Last month I reviewed a host of new CPUs including AMD’s Ryzen 9 3950X, Threadripper 3970X and 3960X – all of which were excellent and vast improvements on their predecessors. I also reviewed Intel’s Core i9-10980XE – it’s latest flagship 18-core high-end desktop processor and unfortunately for the Intel, mine was one of the kinder reviews out there.
Intel’s Core i9-10980XE
You don’t have to look far to read some very negative press – rants that echoed around the Internet much to the delight of AMD fans. However, in the feverish coverage, a lot of reviewers failed to mention or discuss Intel’s massive price cuts, made to its Cascade Lake-X processors to combat AMD’s 16-c0re Ryzen 9 3950X. These allowed the company to salvage a small niche for itself in the high-end desktop market. Sure, it lost the lead in a big way; the Threadripper 3960X, for example, is a better CPU in nearly every way. But AMD’s new Threadrippers are a huge amount more expensive too.
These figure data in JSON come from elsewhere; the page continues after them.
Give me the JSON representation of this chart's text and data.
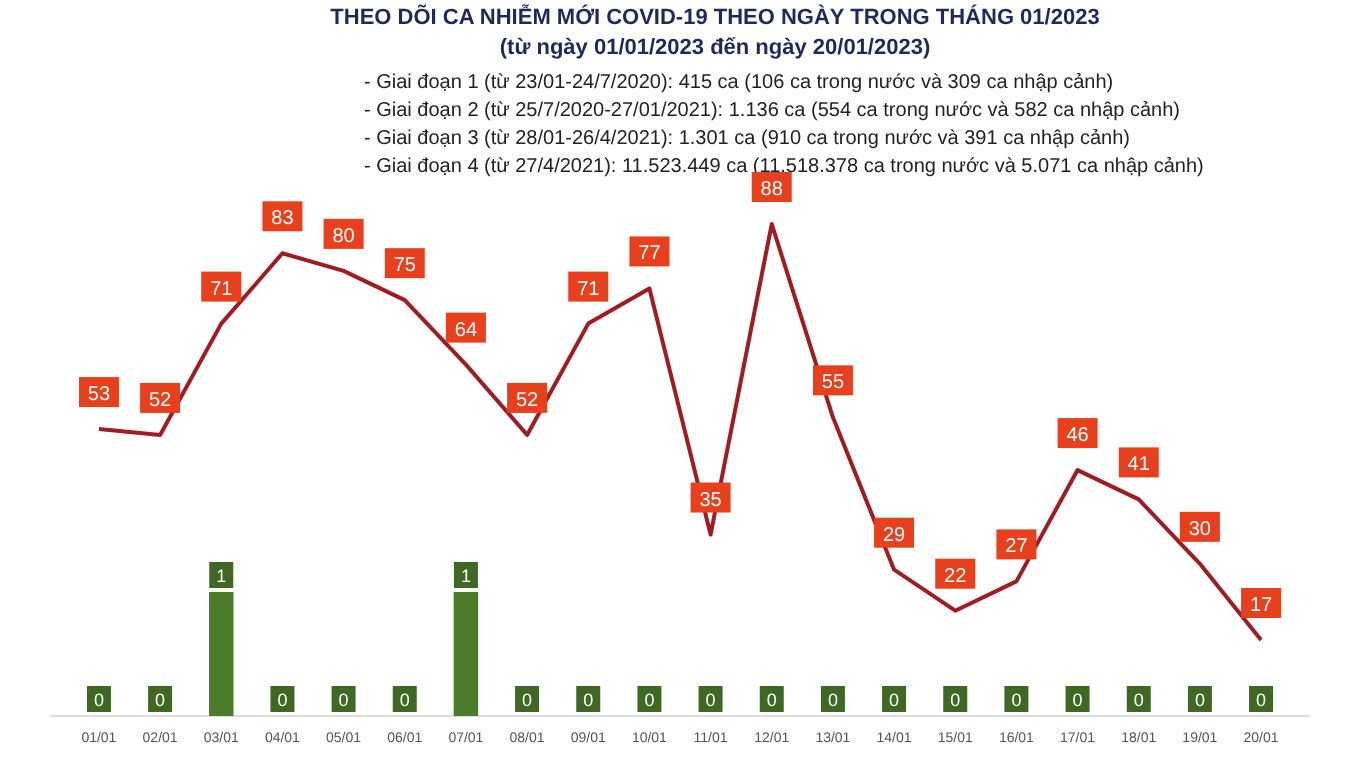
{
  "chart_data": {
    "type": "bar",
    "title": "THEO DÕI CA NHIỄM MỚI COVID-19 THEO NGÀY TRONG THÁNG 01/2023",
    "subtitle": "(từ ngày 01/01/2023 đến ngày 20/01/2023)",
    "annotations": [
      "- Giai đoạn 1 (từ 23/01-24/7/2020): 415 ca (106 ca trong nước và 309 ca nhập cảnh)",
      "- Giai đoạn 2 (từ 25/7/2020-27/01/2021): 1.136 ca (554 ca trong nước và 582 ca nhập cảnh)",
      "- Giai đoạn 3 (từ 28/01-26/4/2021): 1.301 ca (910 ca trong nước và 391 ca nhập cảnh)",
      "- Giai đoạn 4 (từ 27/4/2021): 11.523.449 ca (11.518.378 ca trong nước và 5.071 ca nhập cảnh)"
    ],
    "categories": [
      "01/01",
      "02/01",
      "03/01",
      "04/01",
      "05/01",
      "06/01",
      "07/01",
      "08/01",
      "09/01",
      "10/01",
      "11/01",
      "12/01",
      "13/01",
      "14/01",
      "15/01",
      "16/01",
      "17/01",
      "18/01",
      "19/01",
      "20/01"
    ],
    "series": [
      {
        "axis": "y2",
        "color": "#4a7c2a",
        "values": [
          0,
          0,
          1,
          0,
          0,
          0,
          1,
          0,
          0,
          0,
          0,
          0,
          0,
          0,
          0,
          0,
          0,
          0,
          0,
          0
        ]
      },
      {
        "type": "line",
        "color": "#a01c22",
        "values": [
          53,
          52,
          71,
          83,
          80,
          75,
          64,
          52,
          71,
          77,
          35,
          88,
          55,
          29,
          22,
          27,
          46,
          41,
          30,
          17
        ]
      }
    ],
    "data_labels": true
  }
}
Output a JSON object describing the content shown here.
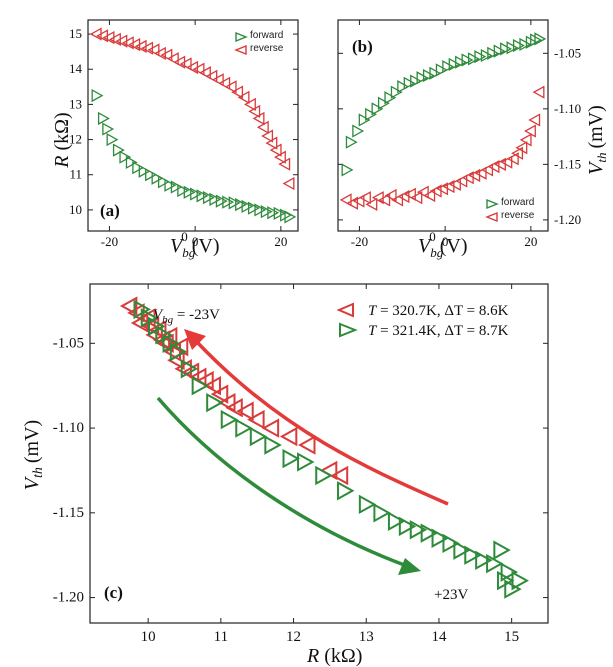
{
  "chart_data": [
    {
      "type": "scatter",
      "panel": "(a)",
      "xlabel": "V_bg^0 (V)",
      "ylabel": "R (kΩ)",
      "xlim": [
        -25,
        24
      ],
      "ylim": [
        9.4,
        15.4
      ],
      "xticks": [
        -20,
        0,
        20
      ],
      "yticks": [
        10,
        11,
        12,
        13,
        14,
        15
      ],
      "legend_position": "top-right",
      "series": [
        {
          "name": "forward",
          "color": "#2e8b3a",
          "marker": "triangle-right",
          "x": [
            -23,
            -21.5,
            -20.5,
            -19.5,
            -18,
            -16.5,
            -15,
            -13.5,
            -12,
            -10.5,
            -9,
            -7.5,
            -6,
            -4.5,
            -3,
            -1.5,
            0,
            1.5,
            3,
            4.5,
            6,
            7.5,
            9,
            10.5,
            12,
            13.5,
            15,
            16.5,
            18,
            19.5,
            21,
            22
          ],
          "y": [
            13.25,
            12.6,
            12.3,
            12.0,
            11.7,
            11.5,
            11.35,
            11.2,
            11.1,
            11.0,
            10.9,
            10.8,
            10.7,
            10.65,
            10.55,
            10.5,
            10.45,
            10.4,
            10.35,
            10.3,
            10.25,
            10.22,
            10.2,
            10.15,
            10.1,
            10.05,
            10.0,
            9.95,
            9.92,
            9.9,
            9.85,
            9.8
          ]
        },
        {
          "name": "reverse",
          "color": "#d93a3a",
          "marker": "triangle-left",
          "x": [
            -23,
            -21.5,
            -20,
            -18.5,
            -17,
            -15.5,
            -14,
            -12.5,
            -11,
            -9.5,
            -8,
            -6.5,
            -5,
            -3.5,
            -2,
            -0.5,
            1,
            2.5,
            4,
            5.5,
            7,
            8.5,
            10,
            11.5,
            13,
            14,
            15,
            16,
            17,
            18,
            19,
            20,
            21,
            22
          ],
          "y": [
            15.0,
            14.95,
            14.9,
            14.85,
            14.8,
            14.75,
            14.7,
            14.65,
            14.6,
            14.55,
            14.45,
            14.4,
            14.3,
            14.2,
            14.15,
            14.05,
            14.0,
            13.9,
            13.8,
            13.7,
            13.6,
            13.5,
            13.35,
            13.2,
            13.0,
            12.8,
            12.6,
            12.35,
            12.1,
            11.9,
            11.7,
            11.5,
            11.3,
            10.75
          ]
        }
      ]
    },
    {
      "type": "scatter",
      "panel": "(b)",
      "xlabel": "V_bg^0 (V)",
      "ylabel": "V_th (mV)",
      "xlim": [
        -25,
        24
      ],
      "ylim": [
        -1.21,
        -1.02
      ],
      "xticks": [
        -20,
        0,
        20
      ],
      "yticks": [
        -1.05,
        -1.1,
        -1.15,
        -1.2
      ],
      "legend_position": "bottom-right",
      "series": [
        {
          "name": "forward",
          "color": "#2e8b3a",
          "marker": "triangle-right",
          "x": [
            -23,
            -22,
            -20.5,
            -19,
            -17.5,
            -16,
            -14.5,
            -13,
            -11.5,
            -10,
            -8.5,
            -7,
            -5.5,
            -4,
            -2.5,
            -1,
            0.5,
            2,
            3.5,
            5,
            6.5,
            8,
            9.5,
            11,
            12.5,
            14,
            15.5,
            17,
            18.5,
            20,
            21,
            22
          ],
          "y": [
            -1.155,
            -1.13,
            -1.12,
            -1.11,
            -1.105,
            -1.1,
            -1.095,
            -1.09,
            -1.085,
            -1.08,
            -1.077,
            -1.075,
            -1.072,
            -1.07,
            -1.068,
            -1.065,
            -1.062,
            -1.06,
            -1.058,
            -1.056,
            -1.055,
            -1.053,
            -1.052,
            -1.05,
            -1.048,
            -1.046,
            -1.045,
            -1.043,
            -1.042,
            -1.04,
            -1.038,
            -1.037
          ]
        },
        {
          "name": "reverse",
          "color": "#d93a3a",
          "marker": "triangle-left",
          "x": [
            -23,
            -21.5,
            -20,
            -18.5,
            -17,
            -15.5,
            -14,
            -12.5,
            -11,
            -9.5,
            -8,
            -6.5,
            -5,
            -3.5,
            -2,
            -0.5,
            1,
            2.5,
            4,
            5.5,
            7,
            8.5,
            10,
            11.5,
            13,
            14.5,
            16,
            17,
            18,
            19,
            20,
            21,
            22
          ],
          "y": [
            -1.182,
            -1.185,
            -1.183,
            -1.18,
            -1.186,
            -1.18,
            -1.182,
            -1.178,
            -1.182,
            -1.179,
            -1.177,
            -1.18,
            -1.175,
            -1.178,
            -1.174,
            -1.172,
            -1.17,
            -1.168,
            -1.165,
            -1.162,
            -1.16,
            -1.158,
            -1.155,
            -1.152,
            -1.15,
            -1.148,
            -1.145,
            -1.14,
            -1.135,
            -1.128,
            -1.12,
            -1.11,
            -1.085
          ]
        }
      ]
    },
    {
      "type": "scatter",
      "panel": "(c)",
      "xlabel": "R (kΩ)",
      "ylabel": "V_th (mV)",
      "xlim": [
        9.2,
        15.5
      ],
      "ylim": [
        -1.215,
        -1.015
      ],
      "xticks": [
        10,
        11,
        12,
        13,
        14,
        15
      ],
      "yticks": [
        -1.05,
        -1.1,
        -1.15,
        -1.2
      ],
      "legend_position": "top-right",
      "annotations": {
        "start": "V_bg = -23V",
        "end": "+23V"
      },
      "series": [
        {
          "name": "T = 320.7K, ΔT = 8.6K",
          "color": "#d93a3a",
          "marker": "triangle-left",
          "x": [
            9.75,
            9.85,
            9.9,
            10.0,
            10.05,
            10.1,
            10.15,
            10.2,
            10.25,
            10.3,
            10.35,
            10.4,
            10.45,
            10.5,
            10.6,
            10.7,
            10.8,
            10.9,
            11.0,
            11.1,
            11.2,
            11.35,
            11.5,
            11.7,
            11.95,
            12.2,
            12.5,
            12.65
          ],
          "y": [
            -1.028,
            -1.032,
            -1.038,
            -1.035,
            -1.04,
            -1.045,
            -1.042,
            -1.048,
            -1.05,
            -1.046,
            -1.055,
            -1.06,
            -1.052,
            -1.065,
            -1.067,
            -1.07,
            -1.072,
            -1.075,
            -1.08,
            -1.085,
            -1.088,
            -1.09,
            -1.095,
            -1.1,
            -1.105,
            -1.11,
            -1.125,
            -1.128
          ]
        },
        {
          "name": "T = 321.4K, ΔT = 8.7K",
          "color": "#2e8b3a",
          "marker": "triangle-right",
          "x": [
            9.9,
            10.0,
            10.1,
            10.2,
            10.3,
            10.4,
            10.55,
            10.7,
            10.9,
            11.1,
            11.3,
            11.5,
            11.7,
            11.95,
            12.15,
            12.4,
            12.7,
            13.0,
            13.2,
            13.4,
            13.55,
            13.7,
            13.85,
            14.0,
            14.15,
            14.3,
            14.45,
            14.6,
            14.75,
            14.85,
            14.9,
            14.95,
            15.0,
            15.1
          ],
          "y": [
            -1.03,
            -1.035,
            -1.04,
            -1.045,
            -1.05,
            -1.055,
            -1.065,
            -1.075,
            -1.085,
            -1.095,
            -1.1,
            -1.105,
            -1.11,
            -1.118,
            -1.12,
            -1.128,
            -1.137,
            -1.145,
            -1.15,
            -1.155,
            -1.158,
            -1.16,
            -1.162,
            -1.165,
            -1.168,
            -1.172,
            -1.175,
            -1.178,
            -1.18,
            -1.172,
            -1.19,
            -1.185,
            -1.195,
            -1.19
          ]
        }
      ]
    }
  ],
  "labels": {
    "a": {
      "panel": "(a)",
      "y_main": "R",
      "y_unit": "(kΩ)",
      "x_main": "V",
      "x_sub": "bg",
      "x_sup": "0",
      "x_unit": "(V)",
      "legend_forward": "forward",
      "legend_reverse": "reverse"
    },
    "b": {
      "panel": "(b)",
      "y_main": "V",
      "y_sub": "th",
      "y_unit": "(mV)",
      "x_main": "V",
      "x_sub": "bg",
      "x_sup": "0",
      "x_unit": "(V)",
      "legend_forward": "forward",
      "legend_reverse": "reverse"
    },
    "c": {
      "panel": "(c)",
      "y_main": "V",
      "y_sub": "th",
      "y_unit": "(mV)",
      "x_main": "R",
      "x_unit": "(kΩ)",
      "ann_start_main": "V",
      "ann_start_sub": "bg",
      "ann_start_rest": " = -23V",
      "ann_end": "+23V",
      "leg1_t": "T",
      "leg1_rest": " = 320.7K, ΔT = 8.6K",
      "leg2_t": "T",
      "leg2_rest": " = 321.4K, ΔT = 8.7K"
    }
  }
}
Gone are the days of Threadripper offering better value at a much lower price point than Intel’s high-end processors (yes 2nd Gen products such as the Threadripper 2950X are still available, but they’re often noticeably slower in games and some other tests). It’s now taking the lead in desktop performance. However, this has also opened up a gap in the market that Intel has, with limited resources at its disposal, filled with some success. The Core i9-10980XE, while still more expensive than the Ryzen 9 3950X, offers significantly more grunt in a number of tests, especially if you overclock it. They include some game titles too. There’s also the matter of PCI-E lanes. While AMD’s X570 platform offers more bandwidth per device with PCI-E 4.0 support, the platform only has a limited number of PCI-E lanes to dish out.
AMD’s Threadripper 3970X
Intel’s X299 platform and indeed AMD’s TRX40 platform offer far more PCI-E lanes, allowing customers to use numerous PCI-E devices. This won’t appeal to your average gamer or casual PC user, but for content creators, it can be essential. Motherboard prices are similar too, at least between X570 and X299. My point here, really, is that the Core i9-10980XE isn’t really competing directly with the Ryzen 9 3950X. Intel’s massive price cuts mean that it simply sits above it slightly in terms of cost and performance and for some it will be the best option, especially if you can’t afford AMD’s new Threadripper CPUs.
This does not, however, mean I completely disagree with all of Intel’s bad press. The fact it had to cut prices massively to remain competitive is rather sad. For me, though, it’s the lack of innovation that is most warranted, even if, arguably, Cascade Lake-X is actually a viable option for certain budgets.
The problem here is that for three generations of high-end desktop CPUs – three 18-core CPUs in a row, we’ve seen little to no innovation. Let’s take a step back in time to 2014 when Intel released its Haswell-E processors. At the top of the stack was the Core i7-5960X – an 8-core CPU that offered a huge amount of power and was a massive step up from its predecessor. Next came the Core i7-6950X in 2016. It increased the core count to 10 and also saw a shrinking of the manufacturing process from 22nm to 14nm.
AMD’s Ryzen 9 3950X
2017 saw the introduction of Skylake-X, which represented one of the biggest generational shifts we’ve seen on Intel’s high-end desktop platform. We moved from 10 cores to a massive 18 and while the manufacturing process stayed at 14nm, the Skylake-X architecture was a major revision. As many will know, it’s AMD that instigated this move; 2017 was also the year AMD launched Threadripper.
AMD’s antics aside, in just three generations we saw Intel’s cores counts increase from 8 to 18, a major architectural tweak in Skylake-X and the manufacturing process shrinking from 22nm to 14nm. The key points there, just to re-iterate, are manufacturing process shrinks, major architectural redesigns and core count increased. How many of these have we seen in the last three generations? Zero. Core counts have stagnated, Intel is now on its fourth 14nm architecture and there have been no significant architecture improvements since Skylake-X.
This is why the likes of Linus Tech Tips slated Intel. Of course, the Internet took over and people started slating Cascade Lake-X in general, when actually, thanks to some huge and arguably demeaning price cuts, it has carved out a niche between AMDs 3rd Gen Ryzen and Threadripper products. We want to see innovation from Intel, though. That’s why many reviewers took Cascake Lake-X as the opportunity to let their feelings be known, which is fair enough, and in terms of innovation I completely agree. The desktop processor market is now at a tipping point with AMD poised to make yet more gains in 2020, and this time, they will likely be enough to out-do Intel at every turn, leaving it nowhere to go except cut prices on more of its product stack. Lower prices are good, of course, but faster, more efficient and more powerful processors are better.